Lead with integrity, intelligence and intensity

I believe in authentic leadership. Lead with integrity. Lead honestly. I’m not an actor, and I can be somewhat blunt when expressing opinions. I am who I am, and I encourage others to be who they are and to be honest and genuine in all aspects of life. I’m not one character in the office and then another at home. My character and values are consistent as a businessperson, an investor, a father, a spouse, a friend, a community member and a man of faith. 

Be consistent and lead with emotional intelligence — and with intensity. 

As Warren Bennis said, “Managers do things right. Leaders do the right things.” I apply the competencies within the emotional intelligence domains to lead successfully at The Fedeli Group and in every area of my life. 

Self-awareness. I live my motto, “Be who I am,” every day. That means I must first know myself, and that requires a high degree of self-awareness. I spend a lot of time reflecting, reading, learning, asking questions and listening. I’ve been this way since I was young. But knowing yourself isn’t the only road to self-awareness.
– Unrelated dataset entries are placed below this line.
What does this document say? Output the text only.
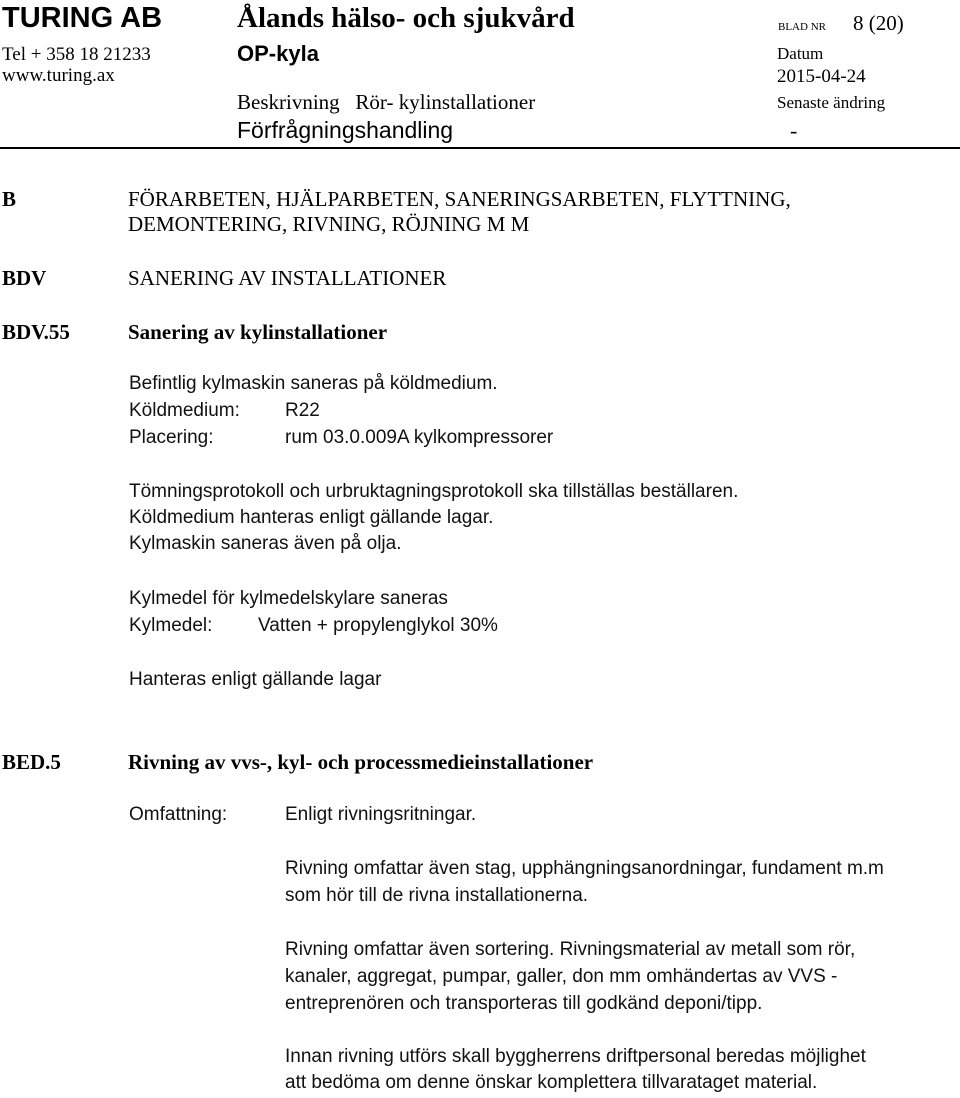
TURING AB
Tel + 358 18 21233
www.turing.ax
Ålands hälso- och sjukvård
OP-kyla
Beskrivning   Rör- kylinstallationer
Förfrågningshandling
BLAD NR 8 (20)
Datum
2015-04-24
Senaste ändring
-
B	FÖRARBETEN, HJÄLPARBETEN, SANERINGSARBETEN, FLYTTNING,
DEMONTERING, RIVNING, RÖJNING M M
BDV	SANERING AV INSTALLATIONER
BDV.55	Sanering av kylinstallationer
Befintlig kylmaskin saneras på köldmedium.
Köldmedium: R22
Placering:	rum 03.0.009A kylkompressorer
Tömningsprotokoll och urbruktagningsprotokoll ska tillställas beställaren.
Köldmedium hanteras enligt gällande lagar.
Kylmaskin saneras även på olja.
Kylmedel för kylmedelskylare saneras
Kylmedel: Vatten + propylenglykol 30%
Hanteras enligt gällande lagar
BED.5	Rivning av vvs-, kyl- och processmedieinstallationer
Omfattning:	Enligt rivningsritningar.
Rivning omfattar även stag, upphängningsanordningar, fundament m.m
som hör till de rivna installationerna.
Rivning omfattar även sortering. Rivningsmaterial av metall som rör,
kanaler, aggregat, pumpar, galler, don mm omhändertas av VVS -
entreprenören och transporteras till godkänd deponi/tipp.
Innan rivning utförs skall byggherrens driftpersonal beredas möjlighet
att bedöma om denne önskar komplettera tillvarataget material.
You must also execute on your beliefs and have the courage and confidence to carry out your motto consistently with all interactions. 

Self-management. Be transparent. Avoid switching roles between CEO and father, community member and investor. Set high standards for your people and yourself, and measure them on their performance. Set a positive example by building a hard-working culture that rewards diligence and initiative. 

Social awareness. To have influence with others, you must first ask how you can help them. Care about others. Work to help them, and they will help you. Forward the success of others, and you will become successful. 

Relationship management. Business is a mutual agreement among neighbors — I’ll help you with this, you help me with that. Relationships should be collaborative with individuals who bring their skills to the table so all can benefit. Treat relationships as long-term investments and focus on helping others. Be sure to manage expectations so you can deliver. Sometimes people’s expectations need to be realigned. And as for relationships, act as a conduit. Many times, I don’t have the answers when someone needs help, but I can direct that person to another in my network who does. Connect the dots. 

Second-level thinking: Howard Marks of Oaktree Capital talks about a concept called second-level thinking in his book, “The Most Important Thing.” First-level thinking says, “It’s a good company, let’s buy the stock.” But second-level thinking says, “Everyone thinks it’s a great company. That makes it overpriced — sell.” First-level thinking skims the surface — but second-level thinking, as Marks explains, is a way of digging deeper and truly thinking through scenarios in investing and business. What insight do you have that others may not? How can you gain an edge? How can you contribute? Where can you make a difference?

In business, a colleague may ask for a favor or bend your ear to talk about a problem. You can do the “first-level” thing and react quickly and give the person what he or she wants. Is this really a solution? Second-level thinking prompts us to peel back that surface layer and thoughtfully consider situations before acting. In my life, I find that second-level thinking means asking myself, “What does this person need?” instead of, “What does he want?”

Going along with second-level thinking is the importance of details and checklists. Think about a pilot preparing for takeoff. One misstep could change the fate of everyone on the plane. One detail is the difference between people in the cabin arriving at the destination safely — or not at all.

When we look at how to arrive at value, we should ask: What is the catalyst that will unlock value? And in life, we can ask: What is the catalyst that will make a difference? How can we unlock potential in life’s situations to do well? I strongly believe that you are not living until you’re giving. You can obtain anything you want by helping others get what they want. Life is about making a contribution, and to do that you must look deeper than the surface, practice second-level thinking, and always remember the details.

Takeaway: Put the three I’s of leadership to practice in your life — lead with integrity, intelligence and intensity. Integrity is first for a reason. Without integrity, who will trust you?